More controversial is the suggestion that women identified with a risk of precancer above a certain threshold may warrant treatment even if an initial colposcopic evaluation and directed biopsy, because of imperfect sensitivity, does not identify a precancerous lesion on that day. We should recognize that the current treatment threshold of CIN2 results in significant overtreatment of many women whose lesions would regress spontaneously; we already accept this overtreatment in order to provide a margin of safety against misclassification of diagnosis and risk.

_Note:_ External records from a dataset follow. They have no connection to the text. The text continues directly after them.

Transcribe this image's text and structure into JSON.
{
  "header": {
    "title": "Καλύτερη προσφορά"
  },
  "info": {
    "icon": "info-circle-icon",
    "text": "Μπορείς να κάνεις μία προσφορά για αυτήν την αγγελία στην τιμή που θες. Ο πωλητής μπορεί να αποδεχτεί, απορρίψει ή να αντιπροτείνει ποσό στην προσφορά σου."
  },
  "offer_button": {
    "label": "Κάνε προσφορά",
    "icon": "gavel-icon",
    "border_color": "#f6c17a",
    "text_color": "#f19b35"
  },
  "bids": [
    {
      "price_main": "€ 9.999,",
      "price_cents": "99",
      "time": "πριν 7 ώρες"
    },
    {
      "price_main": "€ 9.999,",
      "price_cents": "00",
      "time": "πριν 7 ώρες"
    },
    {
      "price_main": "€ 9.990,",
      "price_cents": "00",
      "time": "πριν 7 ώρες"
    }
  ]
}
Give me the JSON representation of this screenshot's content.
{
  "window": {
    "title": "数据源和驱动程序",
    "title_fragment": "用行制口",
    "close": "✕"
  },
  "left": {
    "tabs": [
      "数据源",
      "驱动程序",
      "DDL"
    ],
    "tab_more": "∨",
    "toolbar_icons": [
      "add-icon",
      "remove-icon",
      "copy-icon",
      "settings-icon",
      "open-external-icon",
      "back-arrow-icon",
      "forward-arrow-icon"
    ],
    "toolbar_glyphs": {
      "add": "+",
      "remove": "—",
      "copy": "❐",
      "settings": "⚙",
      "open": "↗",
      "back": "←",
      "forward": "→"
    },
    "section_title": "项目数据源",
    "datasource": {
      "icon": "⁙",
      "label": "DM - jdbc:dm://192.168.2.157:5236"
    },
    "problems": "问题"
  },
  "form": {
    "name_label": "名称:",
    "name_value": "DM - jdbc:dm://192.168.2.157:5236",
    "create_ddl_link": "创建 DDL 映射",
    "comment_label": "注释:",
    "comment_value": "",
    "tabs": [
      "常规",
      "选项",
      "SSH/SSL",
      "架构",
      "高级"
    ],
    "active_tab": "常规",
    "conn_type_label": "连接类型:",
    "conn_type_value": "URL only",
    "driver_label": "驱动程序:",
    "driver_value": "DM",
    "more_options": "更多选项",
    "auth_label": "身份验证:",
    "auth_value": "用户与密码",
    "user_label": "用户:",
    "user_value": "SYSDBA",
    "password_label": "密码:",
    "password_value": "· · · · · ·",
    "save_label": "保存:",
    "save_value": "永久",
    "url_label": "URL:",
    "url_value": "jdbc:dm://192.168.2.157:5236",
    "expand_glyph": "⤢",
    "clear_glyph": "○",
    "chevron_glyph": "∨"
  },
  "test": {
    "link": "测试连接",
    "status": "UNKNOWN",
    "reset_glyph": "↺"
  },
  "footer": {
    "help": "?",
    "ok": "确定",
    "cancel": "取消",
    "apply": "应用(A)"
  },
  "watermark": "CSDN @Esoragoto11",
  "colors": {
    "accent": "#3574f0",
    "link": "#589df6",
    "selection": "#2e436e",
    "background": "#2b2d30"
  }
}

With informed decision making between patient and clinician that takes into account patient well-being, it may be more cost effective and less invasive to immediately treat women with very high-risk profiles than to require 2 or more clinical visits, including an intensive follow-up with multiple biopsies to find the precancerous lesion that is probably present before it invades, followed by treatment.

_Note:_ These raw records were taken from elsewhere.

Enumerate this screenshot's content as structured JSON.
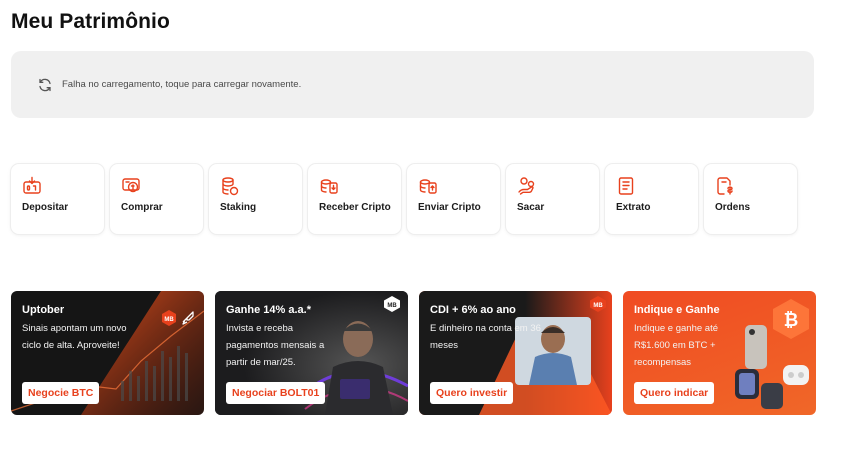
{
  "header": {
    "title": "Meu Patrimônio"
  },
  "error": {
    "message": "Falha no carregamento, toque para carregar novamente.",
    "icon": "refresh-icon"
  },
  "colors": {
    "accent": "#e8411d",
    "card_dark": "#151515",
    "error_bg": "#f0f0f0"
  },
  "actions": [
    {
      "label": "Depositar",
      "icon": "deposit-icon"
    },
    {
      "label": "Comprar",
      "icon": "buy-icon"
    },
    {
      "label": "Staking",
      "icon": "staking-icon"
    },
    {
      "label": "Receber Cripto",
      "icon": "receive-crypto-icon"
    },
    {
      "label": "Enviar Cripto",
      "icon": "send-crypto-icon"
    },
    {
      "label": "Sacar",
      "icon": "withdraw-icon"
    },
    {
      "label": "Extrato",
      "icon": "statement-icon"
    },
    {
      "label": "Ordens",
      "icon": "orders-icon"
    }
  ],
  "promos": [
    {
      "title": "Uptober",
      "line1": "Sinais apontam um novo",
      "line2": "ciclo de alta. Aproveite!",
      "cta": "Negocie BTC",
      "badge": "MB"
    },
    {
      "title": "Ganhe 14% a.a.*",
      "line1": "Invista e receba",
      "line2": "pagamentos mensais a",
      "line3": "partir de mar/25.",
      "cta": "Negociar BOLT01",
      "badge": "MB"
    },
    {
      "title": "CDI + 6% ao ano",
      "line1": "E dinheiro na conta em 36",
      "line2": "meses",
      "cta": "Quero investir",
      "badge": "MB"
    },
    {
      "title": "Indique e Ganhe",
      "line1": "Indique e ganhe até",
      "line2": "R$1.600 em BTC +",
      "line3": "recompensas",
      "cta": "Quero indicar"
    }
  ]
}
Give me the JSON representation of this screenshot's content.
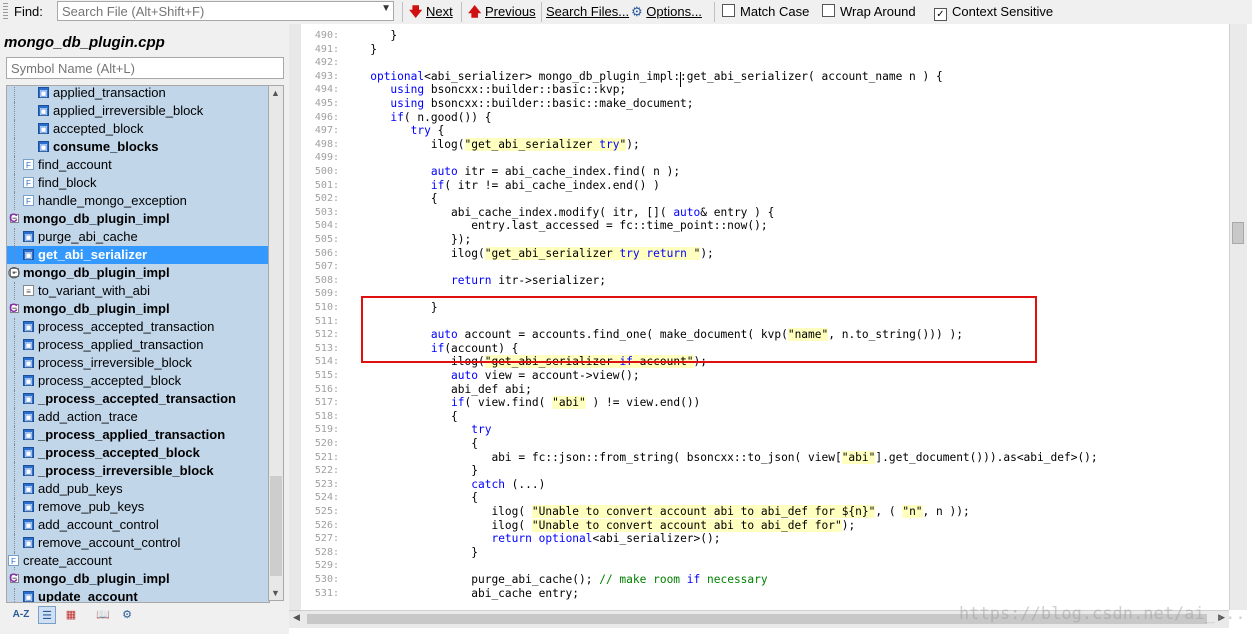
{
  "findbar": {
    "find_label": "Find:",
    "search_placeholder": "Search File (Alt+Shift+F)",
    "next_label": "Next",
    "previous_label": "Previous",
    "search_files_label": "Search Files...",
    "options_label": "Options...",
    "match_case_label": "Match Case",
    "match_case_checked": false,
    "wrap_around_label": "Wrap Around",
    "wrap_around_checked": false,
    "context_sensitive_label": "Context Sensitive",
    "context_sensitive_checked": true
  },
  "left_panel": {
    "file_name": "mongo_db_plugin.cpp",
    "symbol_placeholder": "Symbol Name (Alt+L)",
    "tree_items": [
      {
        "label": "applied_transaction",
        "icon": "method-icon",
        "bold": false
      },
      {
        "label": "applied_irreversible_block",
        "icon": "method-icon",
        "bold": false
      },
      {
        "label": "accepted_block",
        "icon": "method-icon",
        "bold": false
      },
      {
        "label": "consume_blocks",
        "icon": "method-icon",
        "bold": true
      },
      {
        "label": "find_account",
        "icon": "function-icon",
        "bold": false
      },
      {
        "label": "find_block",
        "icon": "function-icon",
        "bold": false
      },
      {
        "label": "handle_mongo_exception",
        "icon": "function-icon",
        "bold": false
      },
      {
        "label": "mongo_db_plugin_impl",
        "icon": "class-icon",
        "bold": true
      },
      {
        "label": "purge_abi_cache",
        "icon": "method-icon",
        "bold": false
      },
      {
        "label": "get_abi_serializer",
        "icon": "method-icon",
        "bold": true,
        "selected": true
      },
      {
        "label": "mongo_db_plugin_impl",
        "icon": "class-expand-icon",
        "bold": true
      },
      {
        "label": "to_variant_with_abi",
        "icon": "struct-icon",
        "bold": false
      },
      {
        "label": "mongo_db_plugin_impl",
        "icon": "class-icon",
        "bold": true
      },
      {
        "label": "process_accepted_transaction",
        "icon": "method-icon",
        "bold": false
      },
      {
        "label": "process_applied_transaction",
        "icon": "method-icon",
        "bold": false
      },
      {
        "label": "process_irreversible_block",
        "icon": "method-icon",
        "bold": false
      },
      {
        "label": "process_accepted_block",
        "icon": "method-icon",
        "bold": false
      },
      {
        "label": "_process_accepted_transaction",
        "icon": "method-icon",
        "bold": true
      },
      {
        "label": "add_action_trace",
        "icon": "method-icon",
        "bold": false
      },
      {
        "label": "_process_applied_transaction",
        "icon": "method-icon",
        "bold": true
      },
      {
        "label": "_process_accepted_block",
        "icon": "method-icon",
        "bold": true
      },
      {
        "label": "_process_irreversible_block",
        "icon": "method-icon",
        "bold": true
      },
      {
        "label": "add_pub_keys",
        "icon": "method-icon",
        "bold": false
      },
      {
        "label": "remove_pub_keys",
        "icon": "method-icon",
        "bold": false
      },
      {
        "label": "add_account_control",
        "icon": "method-icon",
        "bold": false
      },
      {
        "label": "remove_account_control",
        "icon": "method-icon",
        "bold": false
      },
      {
        "label": "create_account",
        "icon": "function-icon",
        "bold": false
      },
      {
        "label": "mongo_db_plugin_impl",
        "icon": "class-icon",
        "bold": true
      },
      {
        "label": "update_account",
        "icon": "method-icon",
        "bold": true
      }
    ],
    "toolbar_icons": [
      "sort-az-icon",
      "list-view-icon",
      "categories-icon",
      "book-icon",
      "gear-icon"
    ]
  },
  "code": {
    "line_numbers": [
      "490:",
      "491:",
      "492:",
      "493:",
      "494:",
      "495:",
      "496:",
      "497:",
      "498:",
      "499:",
      "500:",
      "501:",
      "502:",
      "503:",
      "504:",
      "505:",
      "506:",
      "507:",
      "508:",
      "509:",
      "510:",
      "511:",
      "512:",
      "513:",
      "514:",
      "515:",
      "516:",
      "517:",
      "518:",
      "519:",
      "520:",
      "521:",
      "522:",
      "523:",
      "524:",
      "525:",
      "526:",
      "527:",
      "528:",
      "529:",
      "530:",
      "531:"
    ],
    "lines": [
      "      }",
      "   }",
      "",
      "   optional<abi_serializer> mongo_db_plugin_impl::get_abi_serializer( account_name n ) {",
      "      using bsoncxx::builder::basic::kvp;",
      "      using bsoncxx::builder::basic::make_document;",
      "      if( n.good()) {",
      "         try {",
      "            ilog(\"get_abi_serializer try\");",
      "",
      "            auto itr = abi_cache_index.find( n );",
      "            if( itr != abi_cache_index.end() )",
      "            {",
      "               abi_cache_index.modify( itr, []( auto& entry ) {",
      "                  entry.last_accessed = fc::time_point::now();",
      "               });",
      "               ilog(\"get_abi_serializer try return \");",
      "",
      "               return itr->serializer;",
      "",
      "            }",
      "",
      "            auto account = accounts.find_one( make_document( kvp(\"name\", n.to_string())) );",
      "            if(account) {",
      "               ilog(\"get_abi_serializer if account\");",
      "               auto view = account->view();",
      "               abi_def abi;",
      "               if( view.find( \"abi\" ) != view.end())",
      "               {",
      "                  try",
      "                  {",
      "                     abi = fc::json::from_string( bsoncxx::to_json( view[\"abi\"].get_document())).as<abi_def>();",
      "                  }",
      "                  catch (...)",
      "                  {",
      "                     ilog( \"Unable to convert account abi to abi_def for ${n}\", ( \"n\", n ));",
      "                     ilog( \"Unable to convert account abi to abi_def for\");",
      "                     return optional<abi_serializer>();",
      "                  }",
      "",
      "                  purge_abi_cache(); // make room if necessary",
      "                  abi_cache entry;"
    ]
  },
  "watermark": "https://blog.csdn.net/ai_..."
}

In summary, we have unprecedented capability to identify women at the greatest and lowest risk of cervical precancer and cancer using current and soon-to-be-available prevention tools. Our capacity to accomplish this is much more robust than the extensively cited and used Gail model for breast cancer risk as we can now or will soon be able to ascribe risks of cervical precancer ranging from virtually zero risk to almost 100% risk. A risk management model for cervical cancer prevention, based on clinical actions corresponding to risk stratum, can result in better allocation of resources to and increased safety for women at the greatest risk and increased well-being for women at the lowest risk.
This work was supported by the Intramural Research Program of the NIH, NCI.